L’instabilità del regime di Saleh allarma la vicina Arabia Saudita, non meno degli Stati Uniti. Riyadh e Sana’a sono alleati e – ovviamente con la benedizione di Sana’a – l’Arabia Saudita ha bombardato gli sciiti yemeniti, una minoranza del 42% nel paese in cui il 52% della popolazione è musulmana sunnita. In Arabia Saudita, la preoccupazione è che lo schema messo in atto dagli sciiti yemeniti ispirerà gli sciiti musulmani del paese a sollevarsi contro il governo. Si è calcolato che gli sciiti yemeniti e sauditi sono orientati verso Teheran, mentre che gli sciiti musulmani in Arabia Saudita si trovino a Nejd, la regione che ha alcune delle più importanti riserve di petrolio del paese.
L’insurrezione sciita può scatenare disordini nel vicino Oman, dove gli sciiti sono politicamente sottorappresentati. Un conflitto di tali proporzioni avrebbe il potenziale di tradursi in una destabilizzazione dell’intera penisola arabica, nell’indebolimento del dominio degli Stati Uniti nella regione, e nel conferimento di potere all’Iran. Gli Stati Uniti sono preoccupati per la possibilità di cedere il controllo sul Golfo di Aden all’Iran, che ha già costruito una base navale in Eritrea, appena al di là del Mar Rosso, e sta sostenendo le proteste sciite in Bahrain, paese che ospita una base navale USA e il 5 ° Commando della marina militare statunitense. I soldati statunitensi e francesi sono dispiegati in Gibuti, ai confini con l’Eritrea.
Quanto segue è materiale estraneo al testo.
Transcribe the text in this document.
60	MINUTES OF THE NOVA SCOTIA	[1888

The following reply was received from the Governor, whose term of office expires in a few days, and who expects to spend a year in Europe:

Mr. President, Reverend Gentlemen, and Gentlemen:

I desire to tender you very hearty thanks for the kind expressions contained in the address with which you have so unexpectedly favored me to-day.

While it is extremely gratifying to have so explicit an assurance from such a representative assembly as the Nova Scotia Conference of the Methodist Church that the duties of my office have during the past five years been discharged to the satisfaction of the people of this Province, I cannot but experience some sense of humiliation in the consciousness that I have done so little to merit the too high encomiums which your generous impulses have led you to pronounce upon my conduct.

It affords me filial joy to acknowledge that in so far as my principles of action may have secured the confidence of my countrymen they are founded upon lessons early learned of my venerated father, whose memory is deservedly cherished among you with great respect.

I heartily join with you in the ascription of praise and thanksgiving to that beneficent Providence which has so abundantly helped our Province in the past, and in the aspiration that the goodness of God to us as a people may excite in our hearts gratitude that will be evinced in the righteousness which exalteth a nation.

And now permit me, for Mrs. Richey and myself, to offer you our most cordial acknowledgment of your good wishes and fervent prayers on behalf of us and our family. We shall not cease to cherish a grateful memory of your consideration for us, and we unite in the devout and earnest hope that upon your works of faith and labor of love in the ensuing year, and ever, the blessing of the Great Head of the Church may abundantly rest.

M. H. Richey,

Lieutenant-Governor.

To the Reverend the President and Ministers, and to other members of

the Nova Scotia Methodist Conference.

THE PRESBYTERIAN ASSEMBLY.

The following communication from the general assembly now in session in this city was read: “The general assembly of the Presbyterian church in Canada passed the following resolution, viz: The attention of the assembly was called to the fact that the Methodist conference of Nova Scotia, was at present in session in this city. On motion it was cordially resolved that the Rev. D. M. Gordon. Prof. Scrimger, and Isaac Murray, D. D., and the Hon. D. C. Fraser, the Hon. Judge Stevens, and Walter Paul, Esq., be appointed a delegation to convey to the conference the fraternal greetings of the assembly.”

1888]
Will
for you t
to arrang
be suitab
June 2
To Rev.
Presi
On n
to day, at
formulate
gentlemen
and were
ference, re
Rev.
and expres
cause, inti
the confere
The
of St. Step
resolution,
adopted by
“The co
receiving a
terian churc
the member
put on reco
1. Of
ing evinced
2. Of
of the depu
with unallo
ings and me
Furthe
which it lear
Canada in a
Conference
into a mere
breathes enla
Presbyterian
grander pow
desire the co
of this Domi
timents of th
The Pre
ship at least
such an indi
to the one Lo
Nella regione, l’Iran non è l’unico problema di Washington – anche la Cina è sotto i riflettori. Gli Stati Uniti custodiscono il controllo sul porto yemenita di Aden. Il porto può servire per chiudere lo stretto di Bab-el-Mandeb che funge da ingresso principale commerciale della Cina nel Mar Rosso.
La posta in gioco è alta, l’establishment degli USA è sempre più udibile su un intervento militare in Yemen. Il membro del Congresso J. Lieberman ha detto che l’Iraq era la guerra di ieri, l’Afghanistan la guerra di oggi, e lo Yemen sarà la guerra di domani se gli Stati Uniti mostrano abbastanza lungimiranza. Sembra che Washington stia cercando di inviare in modo massiccio, in Yemen, degli operatori di intelligence e degli istruttori militari. Piloti americani travestiti da personale della forza aerea locale sono noti per avere bombardato le postazioni dei ribelli sciiti. Per prendersi cura di loro, un gran numero di droni americani e tecnici stanno andando in Yemen, Gibuti, e Kenya.
L’impressione è che per gli Stati Uniti, Saleh sia una figura scontata. Anche se riuscisse a resistere fino alle elezioni del 2013, nel suo futuro politico a malapena si scorge una possibilità.